In this RFI, OSTP and ONC seek input on how best to operationalize clinical trial data capture and protocol distribution from a technical perspective within the current health care and research data ecosystem. We want to know what opportunities technology can offer to create the data infrastructure needed to support a coordinated clinical research enterprise that can be activated when a health threat arises. What are some of the technical solutions currently available? What technical solutions need to be developed for seamless, secure, and efficient data capture, so that we can respond as quickly as possible to the next virus?
The RFI lays out a multi-step use case, detailing the process for commenters to consider, from the creation of a clinical trial protocol through the transmission of data via common application programming interfaces (APIs). Specifically, we seek input on viable technical strategies to distribute clinical trial protocols and to capture clinical trial data using Health Level 7 (HL7®) Fast Healthcare Interoperability Resources (FHIR®)-based APIs, in both the pre-emergency phase and the emergency phase.
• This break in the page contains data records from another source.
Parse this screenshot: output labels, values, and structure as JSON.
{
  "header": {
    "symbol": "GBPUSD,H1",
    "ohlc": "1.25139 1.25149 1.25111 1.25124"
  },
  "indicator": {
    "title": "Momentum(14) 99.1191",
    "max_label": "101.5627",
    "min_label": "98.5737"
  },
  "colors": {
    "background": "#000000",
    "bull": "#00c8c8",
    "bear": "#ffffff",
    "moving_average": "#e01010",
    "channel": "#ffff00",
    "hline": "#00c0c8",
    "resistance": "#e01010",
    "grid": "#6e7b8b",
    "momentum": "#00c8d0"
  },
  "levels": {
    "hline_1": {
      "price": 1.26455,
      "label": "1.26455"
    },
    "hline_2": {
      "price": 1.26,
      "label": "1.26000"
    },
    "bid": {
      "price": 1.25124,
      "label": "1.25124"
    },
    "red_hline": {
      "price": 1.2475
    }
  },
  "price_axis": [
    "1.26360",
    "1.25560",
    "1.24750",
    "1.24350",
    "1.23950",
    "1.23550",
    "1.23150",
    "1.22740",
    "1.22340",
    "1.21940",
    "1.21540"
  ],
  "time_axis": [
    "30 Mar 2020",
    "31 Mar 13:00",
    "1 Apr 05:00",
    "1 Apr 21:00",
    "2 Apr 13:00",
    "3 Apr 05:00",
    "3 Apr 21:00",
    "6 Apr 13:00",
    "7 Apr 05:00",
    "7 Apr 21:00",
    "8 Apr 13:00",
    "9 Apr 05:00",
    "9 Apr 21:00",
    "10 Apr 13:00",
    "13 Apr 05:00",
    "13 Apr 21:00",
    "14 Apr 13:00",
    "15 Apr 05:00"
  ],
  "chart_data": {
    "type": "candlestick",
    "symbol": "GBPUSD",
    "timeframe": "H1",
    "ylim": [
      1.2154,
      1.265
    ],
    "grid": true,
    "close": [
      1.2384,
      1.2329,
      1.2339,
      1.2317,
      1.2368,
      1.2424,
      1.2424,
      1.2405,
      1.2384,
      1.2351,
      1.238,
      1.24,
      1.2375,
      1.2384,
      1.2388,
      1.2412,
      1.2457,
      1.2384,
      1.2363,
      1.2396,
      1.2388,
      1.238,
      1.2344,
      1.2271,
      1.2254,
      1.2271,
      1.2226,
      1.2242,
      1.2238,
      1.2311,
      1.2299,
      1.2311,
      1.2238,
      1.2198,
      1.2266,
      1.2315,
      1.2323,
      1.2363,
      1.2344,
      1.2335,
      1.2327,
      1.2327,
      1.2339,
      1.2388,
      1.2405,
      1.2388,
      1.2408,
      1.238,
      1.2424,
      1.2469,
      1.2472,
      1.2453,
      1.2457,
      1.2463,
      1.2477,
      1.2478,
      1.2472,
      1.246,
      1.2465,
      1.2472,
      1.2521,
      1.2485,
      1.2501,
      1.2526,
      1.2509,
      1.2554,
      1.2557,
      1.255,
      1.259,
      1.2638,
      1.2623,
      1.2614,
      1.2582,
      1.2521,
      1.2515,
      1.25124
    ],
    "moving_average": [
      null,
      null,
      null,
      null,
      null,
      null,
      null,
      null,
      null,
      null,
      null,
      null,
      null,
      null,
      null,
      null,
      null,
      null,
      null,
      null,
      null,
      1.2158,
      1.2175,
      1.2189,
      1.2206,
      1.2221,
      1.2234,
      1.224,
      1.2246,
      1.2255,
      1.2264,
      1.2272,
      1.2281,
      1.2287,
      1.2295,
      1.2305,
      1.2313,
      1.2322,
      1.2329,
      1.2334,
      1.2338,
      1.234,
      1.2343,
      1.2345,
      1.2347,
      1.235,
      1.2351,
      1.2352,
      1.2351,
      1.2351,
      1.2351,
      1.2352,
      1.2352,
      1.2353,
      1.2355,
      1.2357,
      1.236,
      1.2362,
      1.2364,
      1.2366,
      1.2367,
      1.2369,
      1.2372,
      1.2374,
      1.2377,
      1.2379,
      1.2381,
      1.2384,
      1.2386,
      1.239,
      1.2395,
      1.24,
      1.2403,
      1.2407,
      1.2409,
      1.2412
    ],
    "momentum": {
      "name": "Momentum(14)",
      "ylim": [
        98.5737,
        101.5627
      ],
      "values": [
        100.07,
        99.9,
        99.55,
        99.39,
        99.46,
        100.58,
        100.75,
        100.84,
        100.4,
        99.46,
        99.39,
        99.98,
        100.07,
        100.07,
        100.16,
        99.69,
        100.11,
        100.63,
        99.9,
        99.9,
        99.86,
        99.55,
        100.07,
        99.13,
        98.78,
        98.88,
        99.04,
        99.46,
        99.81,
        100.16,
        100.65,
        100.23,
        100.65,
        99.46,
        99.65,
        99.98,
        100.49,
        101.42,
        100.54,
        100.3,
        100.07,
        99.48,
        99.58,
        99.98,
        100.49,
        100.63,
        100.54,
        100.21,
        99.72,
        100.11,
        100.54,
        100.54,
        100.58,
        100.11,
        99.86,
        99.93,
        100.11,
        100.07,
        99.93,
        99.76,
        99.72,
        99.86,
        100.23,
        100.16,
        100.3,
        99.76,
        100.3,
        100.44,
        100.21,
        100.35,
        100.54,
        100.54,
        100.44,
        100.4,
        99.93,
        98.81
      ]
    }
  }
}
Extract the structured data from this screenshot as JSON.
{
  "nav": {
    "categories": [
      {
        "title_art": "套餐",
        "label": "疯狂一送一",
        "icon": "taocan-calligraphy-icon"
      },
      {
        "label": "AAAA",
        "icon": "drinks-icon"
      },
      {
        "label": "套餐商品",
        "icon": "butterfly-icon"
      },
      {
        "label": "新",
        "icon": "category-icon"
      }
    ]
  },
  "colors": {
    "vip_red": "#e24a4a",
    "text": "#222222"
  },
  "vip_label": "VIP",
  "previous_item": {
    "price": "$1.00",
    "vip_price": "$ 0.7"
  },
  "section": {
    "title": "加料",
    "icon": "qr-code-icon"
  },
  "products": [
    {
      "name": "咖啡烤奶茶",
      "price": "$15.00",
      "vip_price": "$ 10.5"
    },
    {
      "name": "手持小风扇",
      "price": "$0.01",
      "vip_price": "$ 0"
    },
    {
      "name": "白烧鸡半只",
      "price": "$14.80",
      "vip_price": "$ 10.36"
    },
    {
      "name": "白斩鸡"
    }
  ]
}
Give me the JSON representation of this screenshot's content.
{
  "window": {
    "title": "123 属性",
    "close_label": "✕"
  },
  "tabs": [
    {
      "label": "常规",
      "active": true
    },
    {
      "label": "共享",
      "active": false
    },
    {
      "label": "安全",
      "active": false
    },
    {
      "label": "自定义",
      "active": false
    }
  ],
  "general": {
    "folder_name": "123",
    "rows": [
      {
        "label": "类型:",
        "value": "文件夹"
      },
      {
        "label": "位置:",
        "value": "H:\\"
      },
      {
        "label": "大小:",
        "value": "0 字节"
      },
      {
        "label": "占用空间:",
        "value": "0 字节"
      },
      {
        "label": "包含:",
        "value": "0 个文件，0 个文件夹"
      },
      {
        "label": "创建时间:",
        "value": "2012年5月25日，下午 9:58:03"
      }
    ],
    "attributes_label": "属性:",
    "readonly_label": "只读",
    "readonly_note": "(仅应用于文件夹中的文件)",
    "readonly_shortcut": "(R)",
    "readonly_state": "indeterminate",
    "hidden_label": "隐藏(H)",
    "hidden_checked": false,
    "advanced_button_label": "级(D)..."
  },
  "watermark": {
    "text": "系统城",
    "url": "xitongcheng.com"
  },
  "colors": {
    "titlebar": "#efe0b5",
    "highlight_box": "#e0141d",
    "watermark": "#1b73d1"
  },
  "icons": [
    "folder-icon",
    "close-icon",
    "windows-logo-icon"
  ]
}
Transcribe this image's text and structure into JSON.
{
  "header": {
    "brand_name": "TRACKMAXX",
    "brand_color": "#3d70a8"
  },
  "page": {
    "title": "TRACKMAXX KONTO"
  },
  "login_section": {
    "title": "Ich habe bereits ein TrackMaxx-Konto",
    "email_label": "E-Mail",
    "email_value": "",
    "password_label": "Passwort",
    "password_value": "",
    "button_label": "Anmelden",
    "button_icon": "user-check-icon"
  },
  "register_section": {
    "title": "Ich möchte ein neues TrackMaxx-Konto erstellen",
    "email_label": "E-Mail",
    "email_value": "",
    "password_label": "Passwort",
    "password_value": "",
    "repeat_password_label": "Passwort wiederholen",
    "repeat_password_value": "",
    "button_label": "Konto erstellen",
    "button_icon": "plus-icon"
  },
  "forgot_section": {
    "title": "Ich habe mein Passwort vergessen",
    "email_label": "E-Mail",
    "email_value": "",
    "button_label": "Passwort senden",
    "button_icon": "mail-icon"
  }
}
The use of common APIs to distribute protocol requirements and to capture clinical trial data will allow health organizations across the country to communicate quickly and effectively. This will allow institutions to more rapidly understand a virus and to test new and repurposed vaccines and medicines, even when research is conducted across different kinds of healthcare and research settings with different electronic health record and research data systems.
We know that innovators have begun to develop technical strategies to improve data capture in clinical trials. One driver of this innovation has been ONC’s work to establish a regulatory and governance foundation for the interoperability of electronic health records (EHRs). Among other initiatives, ONC is currently supporting the development of the United States Core Data for Interoperability (USCDI) standard; FHIR APIs; and Substitutable Medical Applications and Reusable Technologies (SMART) platforms that are compatible with FHIR interfaces, giving rise to “SMART on FHIR” APIs.
The challenge now is to develop strategies for electronic capture of clinical trial data that can be used by unrelated institutions and study sites that participate in the same clinical trial. These strategies must be deployed in both the emergent and non-emergent settings.
We believe it is time for a demonstration project of such a system, with an emphasis on sites in underserved communities. This is part of a larger goal of strengthening the overall clinical trials infrastructure and making clinical research opportunities available to all Americans.
Key organizations, including in the private sector, have already made great strides towards adoption of ONC’s certification requirements. Certified health information technology (health IT) developers are working to meet various ONC certification criteria. For example, by December 31, certain developers of certified health IT are required to update and provide to their customers certified API technology capable of FHIR-based patient and population services.
This is in addition to ONC’s work in establishing the Trusted Exchange Framework and Common Agreement (TEFCA), with the goal of establishing a universal floor for the secure and responsible sharing of basic clinical information between health networks (see www.HealthIT.gov/TEFCA).
We hope that the feedback received on this RFI will uncover further opportunities for innovation, engagement, and action towards optimizing structured data capture for clinical research.